Dios quiere darnos esta realidad si perseveramos en la fe y unimos nuestros sufrimientos en el amor a los suyos, pues nos promete: «Esta es la morada de Dios con los hombres; vivirá con ellos como su Dios y ellos serán su pueblo. Dios enjugará todas sus lágrimas y ya no habrá muerte ni duelo, ni penas ni llantos, porque ya todo lo antiguo terminó» (Ap 21,5).
Santa Teresa de Calcuta señalaba que el amor empieza en el hogar, cuna y crisol de la fe y del amor.

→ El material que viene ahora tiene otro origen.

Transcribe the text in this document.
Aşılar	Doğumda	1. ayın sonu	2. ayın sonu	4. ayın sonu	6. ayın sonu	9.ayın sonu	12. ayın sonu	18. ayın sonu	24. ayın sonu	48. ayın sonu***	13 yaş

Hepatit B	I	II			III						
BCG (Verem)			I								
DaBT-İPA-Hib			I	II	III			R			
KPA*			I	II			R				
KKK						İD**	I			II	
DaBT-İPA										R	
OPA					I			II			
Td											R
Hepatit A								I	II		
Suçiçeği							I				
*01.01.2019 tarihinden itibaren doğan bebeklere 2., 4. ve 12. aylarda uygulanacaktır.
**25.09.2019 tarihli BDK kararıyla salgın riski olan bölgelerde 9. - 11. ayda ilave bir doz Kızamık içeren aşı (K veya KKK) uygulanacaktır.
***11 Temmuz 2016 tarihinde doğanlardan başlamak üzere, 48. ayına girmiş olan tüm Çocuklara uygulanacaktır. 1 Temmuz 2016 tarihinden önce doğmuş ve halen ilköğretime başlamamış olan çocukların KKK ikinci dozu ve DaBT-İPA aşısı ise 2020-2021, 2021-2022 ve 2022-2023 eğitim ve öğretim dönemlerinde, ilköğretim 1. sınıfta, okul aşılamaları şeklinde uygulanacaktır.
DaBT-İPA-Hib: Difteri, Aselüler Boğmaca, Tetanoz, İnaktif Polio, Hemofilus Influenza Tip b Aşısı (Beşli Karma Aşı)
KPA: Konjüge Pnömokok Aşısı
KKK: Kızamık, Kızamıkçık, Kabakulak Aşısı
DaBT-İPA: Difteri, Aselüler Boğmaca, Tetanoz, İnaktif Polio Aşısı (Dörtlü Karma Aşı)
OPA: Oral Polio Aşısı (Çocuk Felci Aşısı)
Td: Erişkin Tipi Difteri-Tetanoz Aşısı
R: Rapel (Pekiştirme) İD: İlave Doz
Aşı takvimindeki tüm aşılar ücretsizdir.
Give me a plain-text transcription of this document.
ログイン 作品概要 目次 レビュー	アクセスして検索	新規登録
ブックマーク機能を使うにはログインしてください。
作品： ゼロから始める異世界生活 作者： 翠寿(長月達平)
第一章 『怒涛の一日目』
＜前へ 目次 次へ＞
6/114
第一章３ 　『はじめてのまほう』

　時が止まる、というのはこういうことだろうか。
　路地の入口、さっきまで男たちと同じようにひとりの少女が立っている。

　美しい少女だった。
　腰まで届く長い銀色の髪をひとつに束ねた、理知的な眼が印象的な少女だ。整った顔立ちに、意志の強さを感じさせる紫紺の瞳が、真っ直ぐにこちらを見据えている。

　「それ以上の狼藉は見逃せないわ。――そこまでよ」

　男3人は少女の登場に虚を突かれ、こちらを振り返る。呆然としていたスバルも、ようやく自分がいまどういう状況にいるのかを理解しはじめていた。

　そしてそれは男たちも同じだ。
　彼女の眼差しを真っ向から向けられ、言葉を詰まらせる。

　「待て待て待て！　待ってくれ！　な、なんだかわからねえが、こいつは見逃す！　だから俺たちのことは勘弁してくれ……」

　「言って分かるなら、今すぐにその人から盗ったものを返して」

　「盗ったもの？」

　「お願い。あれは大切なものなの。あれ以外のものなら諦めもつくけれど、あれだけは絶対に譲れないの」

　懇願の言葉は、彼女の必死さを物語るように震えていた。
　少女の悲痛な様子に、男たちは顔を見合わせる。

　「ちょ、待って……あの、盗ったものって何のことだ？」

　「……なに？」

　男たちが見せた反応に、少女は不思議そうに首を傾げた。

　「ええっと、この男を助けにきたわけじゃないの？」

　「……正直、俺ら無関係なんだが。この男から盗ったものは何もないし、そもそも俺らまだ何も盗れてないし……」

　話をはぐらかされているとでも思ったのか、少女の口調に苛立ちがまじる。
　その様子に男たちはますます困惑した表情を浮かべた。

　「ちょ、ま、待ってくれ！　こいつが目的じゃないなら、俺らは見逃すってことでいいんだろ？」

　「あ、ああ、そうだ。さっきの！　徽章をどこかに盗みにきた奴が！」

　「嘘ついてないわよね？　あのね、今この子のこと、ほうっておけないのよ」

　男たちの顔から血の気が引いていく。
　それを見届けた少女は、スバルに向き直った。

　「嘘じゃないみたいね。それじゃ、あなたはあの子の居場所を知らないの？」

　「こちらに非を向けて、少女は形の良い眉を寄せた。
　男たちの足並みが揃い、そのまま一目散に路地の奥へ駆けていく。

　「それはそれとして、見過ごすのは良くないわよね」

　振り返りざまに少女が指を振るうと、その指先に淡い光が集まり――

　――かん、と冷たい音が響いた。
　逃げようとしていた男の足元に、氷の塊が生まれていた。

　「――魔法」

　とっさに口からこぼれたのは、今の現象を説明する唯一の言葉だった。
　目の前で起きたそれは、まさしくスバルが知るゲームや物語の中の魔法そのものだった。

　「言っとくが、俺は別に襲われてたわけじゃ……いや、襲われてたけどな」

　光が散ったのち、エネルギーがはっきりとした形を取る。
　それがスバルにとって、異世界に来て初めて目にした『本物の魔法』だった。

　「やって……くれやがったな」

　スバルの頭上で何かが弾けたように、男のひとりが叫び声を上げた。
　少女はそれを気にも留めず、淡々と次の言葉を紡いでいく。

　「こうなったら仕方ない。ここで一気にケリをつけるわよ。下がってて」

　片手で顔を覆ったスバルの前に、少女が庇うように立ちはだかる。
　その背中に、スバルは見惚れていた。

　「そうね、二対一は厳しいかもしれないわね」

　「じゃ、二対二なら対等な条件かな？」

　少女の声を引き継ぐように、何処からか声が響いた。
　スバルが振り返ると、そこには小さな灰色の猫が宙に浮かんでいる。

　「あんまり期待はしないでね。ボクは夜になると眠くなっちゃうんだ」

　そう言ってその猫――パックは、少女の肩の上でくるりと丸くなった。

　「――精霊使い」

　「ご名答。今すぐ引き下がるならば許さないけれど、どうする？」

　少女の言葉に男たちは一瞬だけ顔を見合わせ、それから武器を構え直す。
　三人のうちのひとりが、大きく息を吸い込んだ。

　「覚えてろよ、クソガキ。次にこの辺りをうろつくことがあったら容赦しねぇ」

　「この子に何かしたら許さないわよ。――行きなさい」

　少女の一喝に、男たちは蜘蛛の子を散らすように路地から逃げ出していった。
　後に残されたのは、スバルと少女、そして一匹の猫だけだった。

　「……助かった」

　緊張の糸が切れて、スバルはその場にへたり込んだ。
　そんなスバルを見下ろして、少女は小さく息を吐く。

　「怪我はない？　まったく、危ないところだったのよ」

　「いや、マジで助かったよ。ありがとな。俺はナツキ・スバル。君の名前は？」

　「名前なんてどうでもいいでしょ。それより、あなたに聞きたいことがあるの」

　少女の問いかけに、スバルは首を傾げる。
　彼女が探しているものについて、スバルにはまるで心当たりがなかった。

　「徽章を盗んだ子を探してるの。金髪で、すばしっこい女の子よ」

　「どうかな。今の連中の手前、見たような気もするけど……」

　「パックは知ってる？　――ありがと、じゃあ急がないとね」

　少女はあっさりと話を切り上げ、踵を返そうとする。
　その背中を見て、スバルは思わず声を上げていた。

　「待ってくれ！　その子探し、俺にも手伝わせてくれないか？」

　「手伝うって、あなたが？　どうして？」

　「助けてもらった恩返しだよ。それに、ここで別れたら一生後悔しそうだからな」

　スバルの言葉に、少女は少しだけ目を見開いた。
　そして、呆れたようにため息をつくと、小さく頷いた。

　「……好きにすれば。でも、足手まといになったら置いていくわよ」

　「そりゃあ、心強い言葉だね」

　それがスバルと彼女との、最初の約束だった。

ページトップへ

Dice Teresa: “El amor comienza en el hogar, el amor debería vivir en los hogares, pero como no lo hay, esa es la razón por la cual hay tanto sufrimiento y tanta infelicidad en el mundo de hoy… Todo el mundo parece estar bajo una terrible prisa, ansioso por desarrollos y riquezas grandiosas, de tal forma que los niños tienen muy poco tiempo para sus padres, y los padres tienen muy poco tiempo para ellos. De modo que es en el hogar donde comienza la destrucción de la paz del mundo”.
Empecemos por construir el Reino de Dios en nuestros hogares y en nuestras vidas. Teresa de Calcuta simplemente convirtió en compromiso el llamado de Jesús, el mismo mandato que nos da este día:
“Les doy un mandamiento nuevo: que se amen los unos a los otros, como yo los he amado; y por este amor reconocerán todos que ustedes son mis discípulos” (Jn 13,34-35).